The Hawley bill focuses on the danger of a PRC “fait accompli” strategy. That could involve a lightning strike to decapitate the Taiwan government and/or immobilize its defenses together with a special operation to capture key governmental and installations — all as Washington was enmired in mulling “the circumstances” for a possible U.S. intervention.
While the TDA may be seen as adding little to the TRA’s call for contingency planning, it highlights the intimate and sometimes conflictual relationship between capabilities and intentions. It was not for nothing that Deng Xiaoping told his colleagues to “hide our capabilities and bide our time.” He knew that capabilities also convey intentions, and he deemed it too soon to alert the West on what the communist regime intended. Xi Jinping has been less shy.
The TRA spoke vaguely about capabilities to “resist.” The Chinese defense officials who confronted Nye in 1995 wanted to know what Washington actually would do. His hesitant, ambiguous response (and silence on the TRA) was given when America enjoyed unchallenged military superiority over the PLA and its meager naval elements.

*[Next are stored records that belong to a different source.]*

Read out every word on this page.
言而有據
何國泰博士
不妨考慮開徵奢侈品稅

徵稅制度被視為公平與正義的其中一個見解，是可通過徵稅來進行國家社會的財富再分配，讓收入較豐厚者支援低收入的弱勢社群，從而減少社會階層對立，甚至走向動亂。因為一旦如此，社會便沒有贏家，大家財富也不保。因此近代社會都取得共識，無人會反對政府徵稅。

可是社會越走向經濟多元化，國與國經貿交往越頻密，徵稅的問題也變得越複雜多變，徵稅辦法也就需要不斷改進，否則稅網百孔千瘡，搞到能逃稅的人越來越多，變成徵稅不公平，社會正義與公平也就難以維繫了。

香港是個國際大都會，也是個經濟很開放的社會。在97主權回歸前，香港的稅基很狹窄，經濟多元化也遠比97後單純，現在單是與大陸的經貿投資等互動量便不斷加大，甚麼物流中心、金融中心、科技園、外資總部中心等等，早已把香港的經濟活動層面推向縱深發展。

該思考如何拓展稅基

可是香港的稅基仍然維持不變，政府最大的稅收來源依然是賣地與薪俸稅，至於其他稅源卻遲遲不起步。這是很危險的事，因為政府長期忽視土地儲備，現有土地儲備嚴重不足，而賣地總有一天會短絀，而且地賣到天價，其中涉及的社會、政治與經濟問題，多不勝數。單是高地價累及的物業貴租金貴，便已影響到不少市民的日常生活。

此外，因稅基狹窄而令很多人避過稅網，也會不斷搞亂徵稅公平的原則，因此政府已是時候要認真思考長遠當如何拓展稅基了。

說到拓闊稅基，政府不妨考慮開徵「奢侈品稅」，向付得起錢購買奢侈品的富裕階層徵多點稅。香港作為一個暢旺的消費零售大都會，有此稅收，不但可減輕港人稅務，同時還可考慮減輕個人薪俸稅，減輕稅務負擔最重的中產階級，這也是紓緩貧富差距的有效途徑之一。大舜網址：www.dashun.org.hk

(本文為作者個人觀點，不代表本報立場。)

Now, a quarter-century later, the situation, the circumstances, have dramatically changed and whatever trepidation Washington’s officials may have felt then about conflict with China over Taiwan have compounded exponentially. At least, that’s what PLA officials and Communist Party hawks say they believe when they talk of sinking one or two carriers to kill up to 10,000 sailors and “teach America a lesson.” For them, the capabilities ratio has been so radically transformed where China already has an asymmetrical regional advantage, that U.S. intentions have also been affected — as have Beijing’s.
By requiring a constant strengthening of U.S. capabilities, explicitly devoted to the defense of Taiwan, the TDA would signal clearer U.S. intentions. The very filing of the legislation puts the China-Taiwan-U.S. triangular relationship at a new inflection point. If it passes Congress and is signed into law by the president, it will move U.S. policy just one step short of an open defense commitment to Taiwan, equivalent to the former U.S.-Republic of China Mutual Defense Treaty.
If it is withdrawn or fails to pass Congress because of perceived administration opposition, or if it does pass and the president refuses to sign or vetoes it, the signal to Taiwan, China, the region and the world would be devastating to American credibility. Now that the TDA exists, it must be enacted and signed into law.
Joseph Bosco served as China country director for the Secretary of Defense from 2005 to 2006 and as Asia-Pacific director of humanitarian assistance and disaster relief from 2009 to 2010. He is a nonresident fellow at the Institute for Corean-American Studies and the Institute for Taiwan-American Studies, and has held nonresident appointments in the Asia-Pacific program at the Atlantic Council and the Southeast Asia program at the Center for Strategic and International Studies.